Two of three class V myosins are in the brain (Va is in many brain regions and Vb especially in the hippocampus). These myosin motors reside in dendritic spines and the post synaptic density. It appears that Vb must move along the actin filaments for LTP induction. To maintain neuroplasticity, myosin recycles the AMPA receptors that are manufactured in increased numbers. It also brings vesicles of material to the dendritic spines. When the recycled endosomes fuse with the membrane the AMPA receptor subunits are inserted into the membrane. As with other aspects of neuroplasticity this is determined by the amount of calcium.
Va is a transporter of organelles moving compartments from the ER along actin filaments to dendrite spines. This also is important in neuromuscular junctions. These motors carry secretory granules in endocine cells, and LDCV (large dense core vesicles) in the hippocampus.
VI is also in the brain and appears to mediate the effects of BDNF. It is also critical to transport of AMPA into the membrane.
The size of the step for a myosin motor depends upon the lever that propels the motor forward. Myosin V lever is three times larger than II, V taking steps that are 36 nanometers long and II taking steps that are 7 nanometers long. To see an actual film of myosin walking click here.

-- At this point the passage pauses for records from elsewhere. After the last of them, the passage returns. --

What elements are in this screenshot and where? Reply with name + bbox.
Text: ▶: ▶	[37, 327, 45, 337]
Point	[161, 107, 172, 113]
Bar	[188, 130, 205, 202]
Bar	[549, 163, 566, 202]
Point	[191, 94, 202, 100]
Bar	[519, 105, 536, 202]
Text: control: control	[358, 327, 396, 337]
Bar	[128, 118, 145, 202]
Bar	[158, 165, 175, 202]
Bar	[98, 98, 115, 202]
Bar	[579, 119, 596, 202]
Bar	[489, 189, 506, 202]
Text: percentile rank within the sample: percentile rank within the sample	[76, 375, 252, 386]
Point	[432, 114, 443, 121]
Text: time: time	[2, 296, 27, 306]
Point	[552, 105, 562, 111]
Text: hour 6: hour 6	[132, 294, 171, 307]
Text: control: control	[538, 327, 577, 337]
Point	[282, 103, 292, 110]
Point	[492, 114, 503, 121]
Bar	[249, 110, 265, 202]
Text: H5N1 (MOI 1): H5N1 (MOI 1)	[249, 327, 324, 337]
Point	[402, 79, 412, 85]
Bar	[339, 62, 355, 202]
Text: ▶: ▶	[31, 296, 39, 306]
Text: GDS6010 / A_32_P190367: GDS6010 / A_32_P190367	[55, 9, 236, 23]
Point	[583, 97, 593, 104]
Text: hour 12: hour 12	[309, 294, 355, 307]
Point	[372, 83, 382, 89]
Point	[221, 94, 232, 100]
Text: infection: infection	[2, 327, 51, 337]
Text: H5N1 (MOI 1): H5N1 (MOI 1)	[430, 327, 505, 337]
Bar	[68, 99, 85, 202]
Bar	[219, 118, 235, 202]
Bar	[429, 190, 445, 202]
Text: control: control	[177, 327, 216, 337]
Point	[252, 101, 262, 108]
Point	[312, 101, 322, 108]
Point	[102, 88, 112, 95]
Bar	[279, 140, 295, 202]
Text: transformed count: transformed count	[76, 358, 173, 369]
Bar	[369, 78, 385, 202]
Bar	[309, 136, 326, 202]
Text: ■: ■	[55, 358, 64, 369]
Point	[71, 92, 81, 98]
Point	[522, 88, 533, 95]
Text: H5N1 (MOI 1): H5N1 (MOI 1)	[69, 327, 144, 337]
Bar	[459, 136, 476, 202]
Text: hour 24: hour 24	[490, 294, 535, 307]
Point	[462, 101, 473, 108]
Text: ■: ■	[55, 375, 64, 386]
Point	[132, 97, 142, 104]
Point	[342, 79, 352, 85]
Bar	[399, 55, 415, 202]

Myosin V moves in a hand over hand motion where the trailing foot leaves the actin and swings forward, just like humans walking. Myosin VI moves in the opposite direction also with 26 nm steps but also can take very small steps.
The motors are able to take many different steps because they are powered by ATP. When the ATP becomes ADP, it is released from the actin and is pushed forward by the lever motion. There is also an inherent strain on the molecules when both feet are attached that helps the motion forward. The timing of the release of release of ADP and binding of ATP are critical for the function of the stepping.
Yet Another New Type of Neuroplasticity with Myosin Motors
Myosin motors are very complex structures with at least seventeen families of different structures operating with the rapidly changing and very versatile actin strands that create the changing scaffolding structures to support neuroplasticity. These complex structures respond to subjective mental experience almost instantly, and are part of the language of scaffolding engineering and shape, that are the neuron’s response to mental events. Myosin motors demonstrate a very wide variety of seemingly intelligent actions, very surprising for a protein molecule.
Because they work with the actin molecules they are able to keep up with the constantly changing pre synaptic and post synaptic changes in the axon and the dendrite spines.
There is no question that mental events stimulate these rapid millisecond changes in wide circuits, each brain region with different mechanisms. There are so many different mechanisms with so many different extremely complex proteins operating in the wide ranging neuroplastic circuits all at the same time, that it is difficult to imagine a central source other than the mind coordinating this. Somehow, the mind can act though a wide range of different molecular structures using the language of shape and function at both the molecular and circuit levels. It seems that wherever we look in the molecular structures there are new molecules responding to thought. Here we have yet another new type of neuroplasticity with myosin motors.